A Hybrid Speller Design Using Eye Tracking and SSVEP Brain-Computer Interface
Malik M Naeem Mannan1, M Ahmad Kamran1, Shinil Kang2,3
1Department of Cogno-Mechatronics Engineering, Pusan National University, 2 Busandaehak-ro, 63 Beon-gil, Geumjeong-gu, Busan 609-735, Korea.
Sensors (Basel, Switzerland)
|February 13, 2020
Summary
This study introduces a hybrid brain-computer interface (BCI) using electroencephalography (EEG) and eye-tracking. The novel system enhances user comfort while achieving high accuracy and information transfer rates for communication.
Area of Science:
- Neuroscience
- Biomedical Engineering
- Human-Computer Interaction
Background:
- Steady-state visual evoked potentials (SSVEPs) are crucial for brain-computer interfaces (BCIs) due to their robustness and high information transfer rates (ITRs).
- However, traditional SSVEP BCIs often lead to user discomfort and fatigue when using numerous simultaneous flickering stimuli.
Purpose of the Study:
- To develop a stimuli-responsive hybrid speller integrating electroencephalography (EEG) and video-based eye-tracking.
- To enhance user comfort by reducing the number of required flickering frequencies for a large number of targets.
Main Methods:
- A hybrid BCI system combining EEG and eye-tracking was designed.

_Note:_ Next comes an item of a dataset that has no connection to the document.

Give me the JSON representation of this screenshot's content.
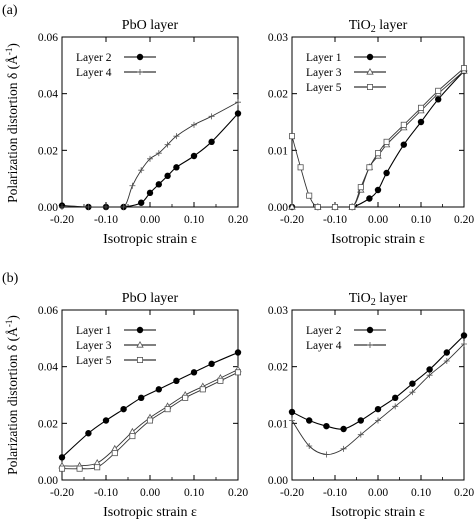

- Canonical Correlation Analysis (CCA) was employed to identify target frequencies with a 1-second signal duration.
- The system utilized only six frequencies to classify 48 distinct targets.
Main Results:
- The hybrid speller achieved an average classification accuracy of 90.35 ± 3.597%.

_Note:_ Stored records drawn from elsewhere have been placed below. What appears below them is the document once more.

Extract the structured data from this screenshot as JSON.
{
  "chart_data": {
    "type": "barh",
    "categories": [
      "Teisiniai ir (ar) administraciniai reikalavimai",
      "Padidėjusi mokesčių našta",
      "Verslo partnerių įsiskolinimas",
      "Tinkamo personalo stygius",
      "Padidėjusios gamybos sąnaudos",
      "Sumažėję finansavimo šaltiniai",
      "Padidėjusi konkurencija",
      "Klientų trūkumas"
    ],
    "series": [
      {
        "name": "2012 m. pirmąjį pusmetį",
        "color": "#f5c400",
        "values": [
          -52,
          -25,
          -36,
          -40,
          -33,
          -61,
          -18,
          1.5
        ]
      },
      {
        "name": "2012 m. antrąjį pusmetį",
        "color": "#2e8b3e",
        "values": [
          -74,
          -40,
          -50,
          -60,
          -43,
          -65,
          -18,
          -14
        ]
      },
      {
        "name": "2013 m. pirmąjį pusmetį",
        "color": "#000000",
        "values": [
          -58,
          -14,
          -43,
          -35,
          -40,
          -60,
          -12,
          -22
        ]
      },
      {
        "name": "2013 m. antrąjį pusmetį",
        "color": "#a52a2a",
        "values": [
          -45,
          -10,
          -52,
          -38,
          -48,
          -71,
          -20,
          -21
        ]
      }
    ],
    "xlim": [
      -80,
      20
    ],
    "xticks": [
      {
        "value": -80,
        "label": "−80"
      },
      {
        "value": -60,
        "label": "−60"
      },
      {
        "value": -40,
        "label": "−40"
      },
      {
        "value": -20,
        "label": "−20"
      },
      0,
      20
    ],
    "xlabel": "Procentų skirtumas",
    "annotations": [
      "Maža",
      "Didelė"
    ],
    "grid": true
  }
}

- Average ITRs were 184.06 ± 12.761 bits per minute (cued-spelling) and 190.73 ± 17.849 bits per minute (free-spelling).
- The system demonstrated superior performance in target classification, accuracy, and ITR compared to existing SSVEP spellers, with reduced user fatigue.
Conclusions:
- The proposed hybrid eye-tracking and SSVEP BCI system offers a more comfortable and efficient communication channel.
- This innovative approach significantly improves upon traditional SSVEP BCI limitations, enabling high-speed communication with increased user well-being.